Yarn Along – September

Yesterday, on a beautiful crisp newly minted autumn Sunday morning, I sat up in bed all cosy listening to Liza Tarbuck’s Saturday radio show on the BBC Sounds app and undid every single stitch I’d done of my Coast Blanket while in West Cornwall last week (I told you its name would probably change lots of times) and restarted it.

I don’t want the square tilting so I had tried three different ways of turning each round and have now found a method I’m much happier with. I don’t think you can see where I’ve turned the hook and square? Tell me if you can see, I won’t mind. I won’t be undoing it again as I’m happy. I know no one visiting me and snuggling under my blankets would have noticed unless they were really looking, and probably non-crocheters wouldn’t at all, but they were bugging me. I’m a sometime perfectionist.

I can hear you shouting the word “Swatch!” And I’m shrugging back at you.

I managed to redo this yesterday. Too much for my hands but I enjoyed it. Today Ouch!

I’m one of a group of people on Instagram who are currently making simple granny square blankets. Motif, tapestry and intricate showy-offy colourwork crochet is all very well and good, but they don’t make the heart sing as much as a good old granny square! Sometimes plain and cosy is enough and beautiful in its simplicity.

I feel like I’m spotting granny square blankets on nearly everything I watch right now. For example: The Duchess on Netflix and Doc Martin on Britbox this weekend. It’s really fun to shout “CROCHET!” at the screen. I’m not sure how anyone else feels about this habit. I’m not asking because I don’t want to stop…

I believe crochet originated as a thrifty way to use up leftover wool from knitting projects, or to reuse it from old garments. I love it when you see people doing similar with leftovers, albeit in these times of plenty. That’s how I came to be making my Tilted Squares Blanket actually. I wanted to use up the remnants of the one and only yarn pack I’d bought when I was a new crocheter, before I started to choose my own colour combos.

I know my Coast Blanket isn’t in the waste-not-want-not category in the slightest (See here ) but I’m absolutely loving this Hayfield Spirit variegated yarn. I’ve never used variegated for a blanket before. It keeps it interesting seeing the colours change. There will be lots of multicoloured rounds as it grows bigger, but it’s so pretty I don’t think it will grate. There’s going to be fewer weaker spots, because there won’t be very many ends to darn in all compared to changing yarns on every round. Hardly any darning = big win.

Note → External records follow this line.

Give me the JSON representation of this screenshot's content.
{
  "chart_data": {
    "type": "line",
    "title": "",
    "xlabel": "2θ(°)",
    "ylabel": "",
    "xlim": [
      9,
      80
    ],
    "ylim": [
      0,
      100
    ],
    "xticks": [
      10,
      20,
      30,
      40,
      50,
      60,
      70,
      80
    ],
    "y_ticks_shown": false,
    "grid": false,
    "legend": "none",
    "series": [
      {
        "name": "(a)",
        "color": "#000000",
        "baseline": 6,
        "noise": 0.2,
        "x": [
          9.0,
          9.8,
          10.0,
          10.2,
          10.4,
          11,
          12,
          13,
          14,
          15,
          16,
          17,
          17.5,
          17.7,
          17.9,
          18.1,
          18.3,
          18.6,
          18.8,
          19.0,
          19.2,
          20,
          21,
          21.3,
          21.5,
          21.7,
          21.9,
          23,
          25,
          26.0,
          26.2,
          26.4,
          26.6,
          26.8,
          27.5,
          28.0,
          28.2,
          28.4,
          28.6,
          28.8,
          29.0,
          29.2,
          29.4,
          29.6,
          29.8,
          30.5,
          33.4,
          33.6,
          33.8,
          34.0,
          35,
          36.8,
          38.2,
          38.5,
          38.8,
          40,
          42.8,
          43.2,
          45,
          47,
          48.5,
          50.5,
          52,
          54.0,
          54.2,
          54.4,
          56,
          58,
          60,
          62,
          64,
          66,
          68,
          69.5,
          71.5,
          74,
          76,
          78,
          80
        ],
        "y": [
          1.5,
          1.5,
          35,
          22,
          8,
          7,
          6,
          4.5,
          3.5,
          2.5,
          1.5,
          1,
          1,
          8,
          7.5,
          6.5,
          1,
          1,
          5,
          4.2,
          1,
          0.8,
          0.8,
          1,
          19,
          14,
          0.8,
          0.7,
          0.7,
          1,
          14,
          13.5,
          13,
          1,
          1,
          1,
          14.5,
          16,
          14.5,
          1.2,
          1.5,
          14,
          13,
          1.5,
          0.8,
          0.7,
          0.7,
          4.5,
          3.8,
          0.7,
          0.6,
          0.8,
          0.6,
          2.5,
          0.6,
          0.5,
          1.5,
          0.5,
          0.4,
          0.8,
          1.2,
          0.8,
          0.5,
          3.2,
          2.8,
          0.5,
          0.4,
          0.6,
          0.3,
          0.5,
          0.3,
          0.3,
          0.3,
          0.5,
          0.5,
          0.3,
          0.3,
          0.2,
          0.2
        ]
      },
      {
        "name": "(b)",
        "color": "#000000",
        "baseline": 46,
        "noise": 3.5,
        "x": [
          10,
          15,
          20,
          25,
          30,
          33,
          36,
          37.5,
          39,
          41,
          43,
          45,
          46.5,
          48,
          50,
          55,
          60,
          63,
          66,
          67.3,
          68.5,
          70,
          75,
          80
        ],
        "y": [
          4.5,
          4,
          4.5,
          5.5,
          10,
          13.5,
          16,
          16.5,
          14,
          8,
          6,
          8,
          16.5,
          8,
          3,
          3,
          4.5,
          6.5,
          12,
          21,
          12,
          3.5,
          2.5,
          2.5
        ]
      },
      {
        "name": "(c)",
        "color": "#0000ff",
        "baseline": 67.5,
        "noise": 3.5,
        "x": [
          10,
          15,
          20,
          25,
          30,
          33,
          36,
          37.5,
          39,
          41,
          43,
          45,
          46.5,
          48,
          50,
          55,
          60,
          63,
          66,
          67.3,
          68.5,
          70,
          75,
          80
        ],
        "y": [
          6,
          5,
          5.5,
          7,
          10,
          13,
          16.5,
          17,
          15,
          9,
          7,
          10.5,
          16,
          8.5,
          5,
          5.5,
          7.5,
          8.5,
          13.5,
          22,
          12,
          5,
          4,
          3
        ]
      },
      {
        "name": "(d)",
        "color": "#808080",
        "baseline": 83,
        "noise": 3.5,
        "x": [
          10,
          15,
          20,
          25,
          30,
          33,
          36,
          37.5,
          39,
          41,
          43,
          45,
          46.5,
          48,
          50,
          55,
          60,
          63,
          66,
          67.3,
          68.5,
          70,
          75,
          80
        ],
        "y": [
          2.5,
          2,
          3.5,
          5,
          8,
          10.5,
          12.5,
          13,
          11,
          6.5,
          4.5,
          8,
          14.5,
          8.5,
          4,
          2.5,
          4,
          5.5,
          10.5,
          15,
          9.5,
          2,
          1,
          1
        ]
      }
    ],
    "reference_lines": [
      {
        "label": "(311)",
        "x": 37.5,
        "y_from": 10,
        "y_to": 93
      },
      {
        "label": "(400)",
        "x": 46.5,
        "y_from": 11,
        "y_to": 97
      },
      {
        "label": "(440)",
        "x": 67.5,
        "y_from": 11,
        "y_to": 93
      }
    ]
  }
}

I think I’ve read or listened to everything Tracy Chevalier’s written. I love her blend of historical fact and real life people blended with fictional characters. You can visit or Google most of the places in her stories too.

I enjoy stories set in America, especially during pioneer times. When I saw this paperback in one of favourite charity shops for £1 I grabbed it for my holiday read.

1838: James and Sadie Goodenough have settled where their wagon got stuck – in the muddy, stagnant swamps of northwest Ohio. They and their five children work relentlessly to tame their patch of land, buying saplings from a local tree man known as John Appleseed so they can cultivate the fifty apple trees required to stake their claim on the property. But the orchard they plant sows the seeds of a long battle. James loves the apples, reminders of an easier life back in Connecticut; while Sadie prefers the applejack they make, an alcoholic refuge from brutal frontier life.

1853: Their youngest child Robert is wandering through Gold Rush California. Restless and haunted by the broken family he left behind, he has made his way alone across the country. In the redwood and giant sequoia groves he finds some solace, collecting seeds for a naturalist who sells plants from the new world to the gardeners of England. But you can run only so far, even in America, and when Robert’s past makes an unexpected appearance he must decide whether to strike out again or stake his own claim to a home at last.
Source: GoodReads

I’m probably about 95% of the way through. It’s been a satisfying read, but I wonder if the story will abruptly end? There seems to be so much more to say and very few pages in which to say it. This is probably another way of saying that I don’t want it to end!

Joining in late with Ginny’s Yarn Along once again, but better late than never, right?